Young farmers just getting into the business of farming typically haven't been able to build a lot of equity yet. They're still investing heavily into their operations and those investments usually don't increase their equity.
Because of that, banks have more at risk with young farmer clients. So they want to have a clear idea of whether the young farmer can manage working capital effectively. A young farmer will want to maintain a higher level of working capital if possible. When you're more highly leveraged, you want more cash to be available if you need it.
Banks look at a couple areas when they're evaluating a young farmer for a loan. First, they want to see a cash flow plan. The plan should include scenarios with different prices and yields. That makes the banker more confident as the farmer has a plan for what he would do in different situations.
Also, banks can't get as much financial information about a young farmer. There's just less financial history available about a younger person. So they look at anything in your financial history – like credit scores and any personal debt. It's important that these areas are in order and that you know what's out there about you.

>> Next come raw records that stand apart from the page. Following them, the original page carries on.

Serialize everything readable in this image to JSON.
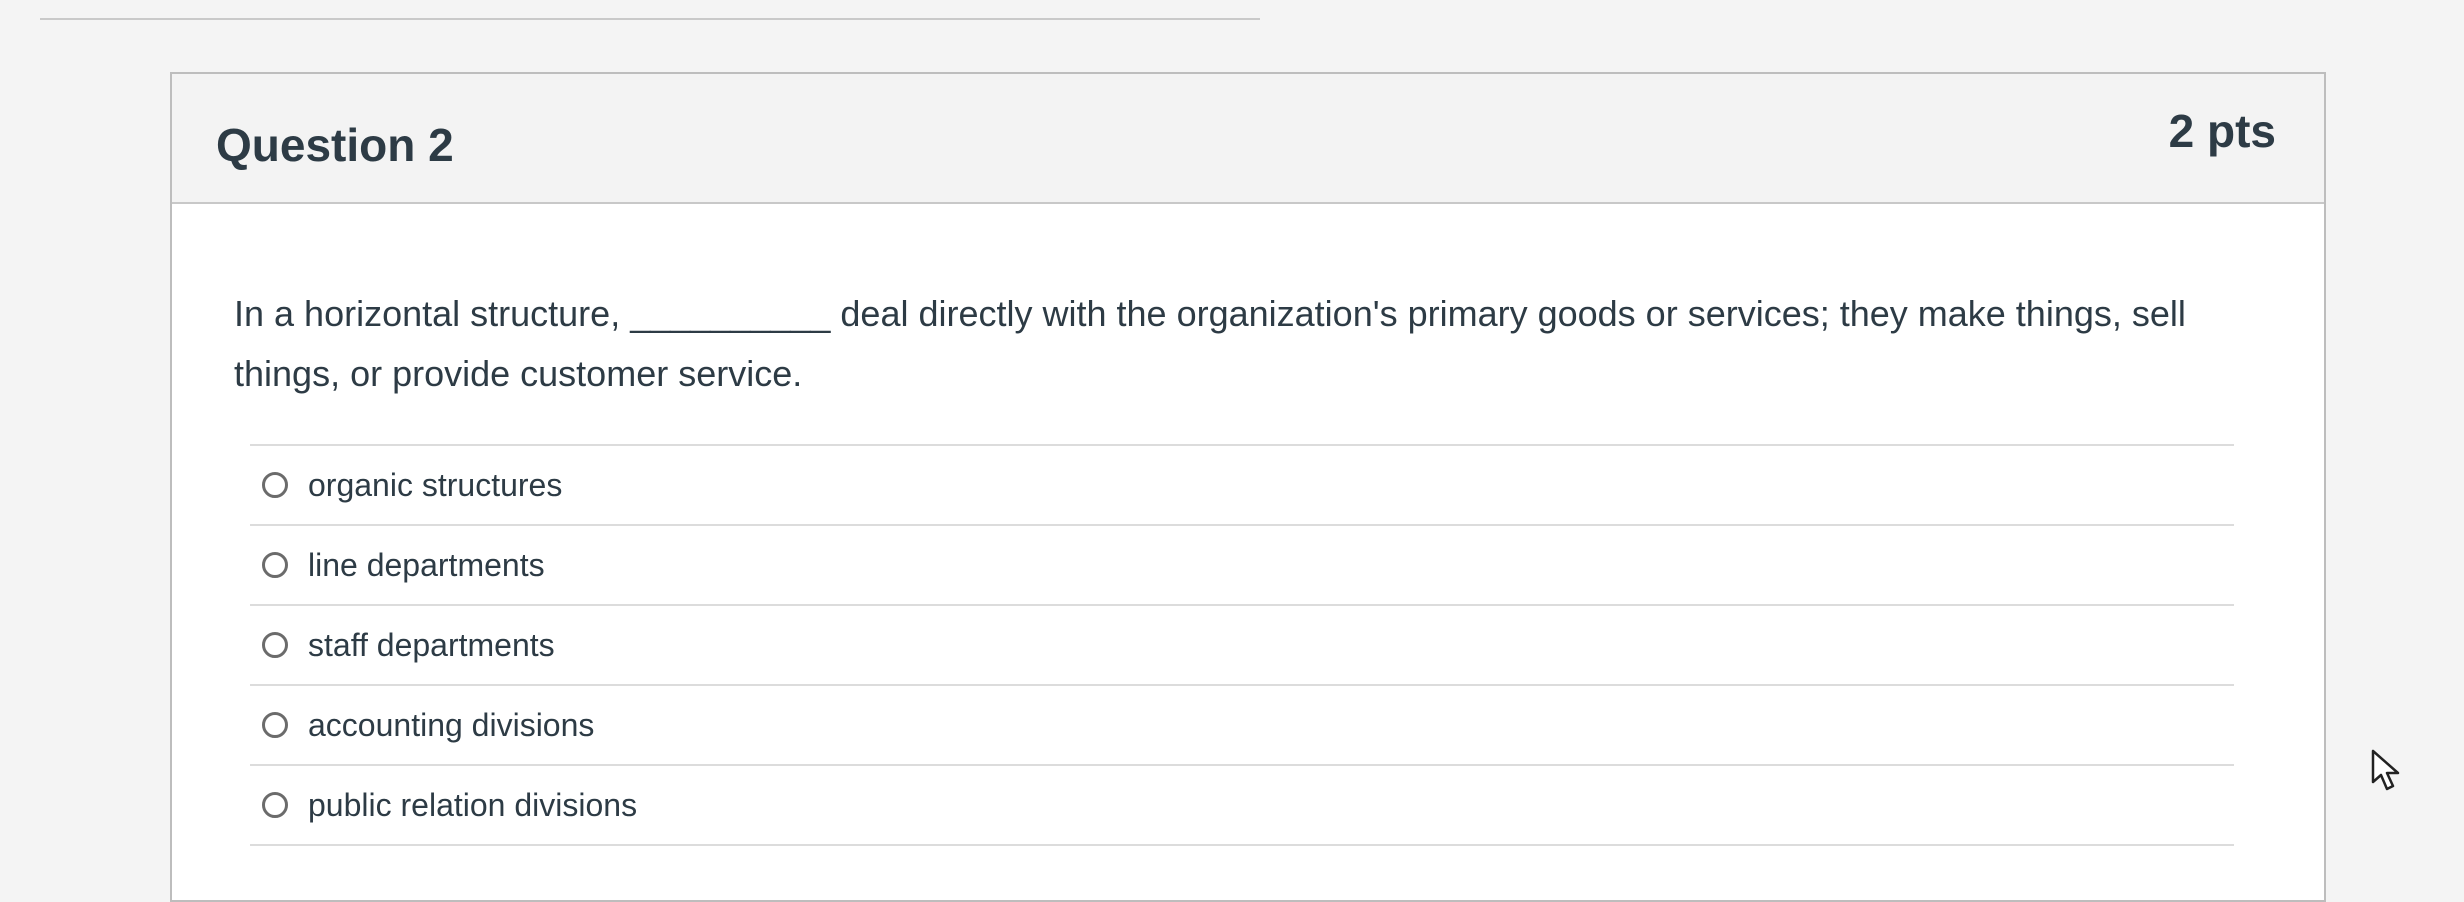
{
  "question": {
    "title": "Question 2",
    "points": "2 pts",
    "text": "In a horizontal structure, __________ deal directly with the organization's primary goods or services; they make things, sell things, or provide customer service.",
    "answers": [
      {
        "label": "organic structures",
        "selected": false
      },
      {
        "label": "line departments",
        "selected": false
      },
      {
        "label": "staff departments",
        "selected": false
      },
      {
        "label": "accounting divisions",
        "selected": false
      },
      {
        "label": "public relation divisions",
        "selected": false
      }
    ]
  },
  "icons": {
    "cursor": "mouse-pointer-icon",
    "radio": "radio-button-icon"
  }
}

A poor credit score can become a red flag, especially if there's no co-signer for the loan. To the bank, a bad credit score means that farmer is a higher than average risk. That can negatively affect your ability to get credit for the farm.
A good credit score tells the bank something about you, too. If you've managed money well in your personal life, they may assume you'll do a good job with the farm's finances – and have more confidence in you as a result.
If you're a young farmer with a less than perfect credit score, you will want to have an explanation ready for your banker if he brings it up. Show him that you now see the errors you made with money in the past. Explain what you're doing now to change that and deal with money responsibly.
Young farmers face a particularly competitive landscape. Proactive financial planning is one of the best things you can do to set yourself apart and show your banker that you have a strong grasp of the numbers.
The stronger your financial history, the better. It helps you build a case about why you're a strong candidate for credit. Find out your credit score and plan accordingly for any questions. Consider your cash flow as you create a plan to present to your banker. Show him how it will work and how your operation will be successful and profitable.